Les titres sont souvent constitués d’un nom iconique, que l’artiste puise dans diverses sources : les déesses mésopotamiennes conservées au Musée Pergamon à Berlin ou les figures historiques ou religieuses (Marie / Mary). Par exemple, Oh, Joan est inspiré de l’histoire de la princesse Joan d’Angleterre, fille d’Edward III, envoyée à 14 ans pour épouser un prince de Castille. Alors que sa suite est alertée d’une mystérieuse maladie qui ravage la France, le voyage est maintenu et la jeune princesse contracte la maladie à Bordeaux, devenant la victime de ce qui sera connu sous le nom de Peste noire. Elle n’atteindra jamais l’Espagne. La peinture d’Emily Ludwig Shaffer rend hommage à cette figure oubliée, en l’incarnant dans une chaise vide sur le point de quitter le ponton d’une ville déserte.

 

La marmorisation ou pétrification de ces corps féminins dans une situation quotidienne ferait naturellement penser à un mythe de Pygmalion débarrassé de Pygmalion. Lorsque Adèle Haenel initie le #MeToo du cinéma français en accusant le réalisateur Christophe Ruggias de harcèlement et d’agression sexuelle, le réalisateur se défend en disant avoir voulu « jouer les pygmalions » (source : Médiapart). Cette réponse, loin d’être anodine, témoigne de la logique de domination patriarcale qui passe par la création. Pygmalion, qui rejette l’amour des femmes, ne tombe amoureux que de la statue qu’il a créée et qui prend vie : il ne peut aimer que ce qu’il a façonné de ses mains.
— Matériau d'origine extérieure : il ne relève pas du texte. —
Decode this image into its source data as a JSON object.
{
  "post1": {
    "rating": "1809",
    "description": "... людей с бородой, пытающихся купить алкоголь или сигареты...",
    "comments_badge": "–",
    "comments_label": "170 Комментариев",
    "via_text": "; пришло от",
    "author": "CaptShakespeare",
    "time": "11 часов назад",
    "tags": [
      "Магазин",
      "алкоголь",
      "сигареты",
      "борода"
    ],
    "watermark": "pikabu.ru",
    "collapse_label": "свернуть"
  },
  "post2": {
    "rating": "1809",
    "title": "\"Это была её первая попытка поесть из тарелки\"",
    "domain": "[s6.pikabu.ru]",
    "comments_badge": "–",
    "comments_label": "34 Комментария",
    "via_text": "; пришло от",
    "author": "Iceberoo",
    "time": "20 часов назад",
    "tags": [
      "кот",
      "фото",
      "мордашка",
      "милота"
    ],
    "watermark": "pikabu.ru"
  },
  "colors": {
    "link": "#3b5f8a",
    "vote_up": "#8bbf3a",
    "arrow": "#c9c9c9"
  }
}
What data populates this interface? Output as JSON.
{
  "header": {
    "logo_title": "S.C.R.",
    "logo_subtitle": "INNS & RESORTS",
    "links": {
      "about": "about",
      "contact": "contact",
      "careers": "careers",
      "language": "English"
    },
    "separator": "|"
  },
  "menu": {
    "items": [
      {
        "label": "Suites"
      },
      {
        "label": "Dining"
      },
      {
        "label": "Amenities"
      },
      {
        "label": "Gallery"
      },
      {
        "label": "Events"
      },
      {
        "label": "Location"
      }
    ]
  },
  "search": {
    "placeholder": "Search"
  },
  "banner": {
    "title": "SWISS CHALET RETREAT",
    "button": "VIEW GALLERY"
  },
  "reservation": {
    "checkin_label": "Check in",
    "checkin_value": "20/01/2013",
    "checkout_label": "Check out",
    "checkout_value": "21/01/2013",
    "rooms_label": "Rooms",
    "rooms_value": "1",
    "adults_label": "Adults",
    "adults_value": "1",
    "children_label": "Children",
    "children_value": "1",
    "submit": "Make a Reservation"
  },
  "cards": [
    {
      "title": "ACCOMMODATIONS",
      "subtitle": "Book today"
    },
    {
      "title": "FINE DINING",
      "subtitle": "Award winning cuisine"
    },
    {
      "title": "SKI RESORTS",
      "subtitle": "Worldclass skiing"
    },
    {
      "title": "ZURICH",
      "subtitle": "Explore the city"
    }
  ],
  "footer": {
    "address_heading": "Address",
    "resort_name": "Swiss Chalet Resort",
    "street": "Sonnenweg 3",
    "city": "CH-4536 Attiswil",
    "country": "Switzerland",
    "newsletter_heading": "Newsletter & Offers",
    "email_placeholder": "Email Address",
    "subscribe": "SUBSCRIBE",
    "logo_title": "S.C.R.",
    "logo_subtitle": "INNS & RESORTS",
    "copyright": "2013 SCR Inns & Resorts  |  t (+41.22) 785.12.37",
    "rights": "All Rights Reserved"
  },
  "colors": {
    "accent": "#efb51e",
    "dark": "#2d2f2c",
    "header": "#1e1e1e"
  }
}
À cette objectification du corps féminin comme condition de la beauté et de l’amour pur, la pratique plastique d’Emily Ludwig Shaffer oppose des statues seules, en marche au milieu – sans mauvais jeu de mot – d’un no man’s land. Ces statues parlent aussi. Dans Ombre (Eurydice parle) (2018), Elfriede Jelinek, prix Nobel de littérature, opère une relecture féministe du mythe d’Orphée et Eurydice dans laquelle Eurydice, devenue ombre, libère sa parole et redoute par dessus tout que son mari, un rockeur narcissique, la rejoigne. Délestée de son apparence et de la dépendance, elle prend enfin « possession de soi-même et de son corps, maintenant qu’ils ne sont plus ».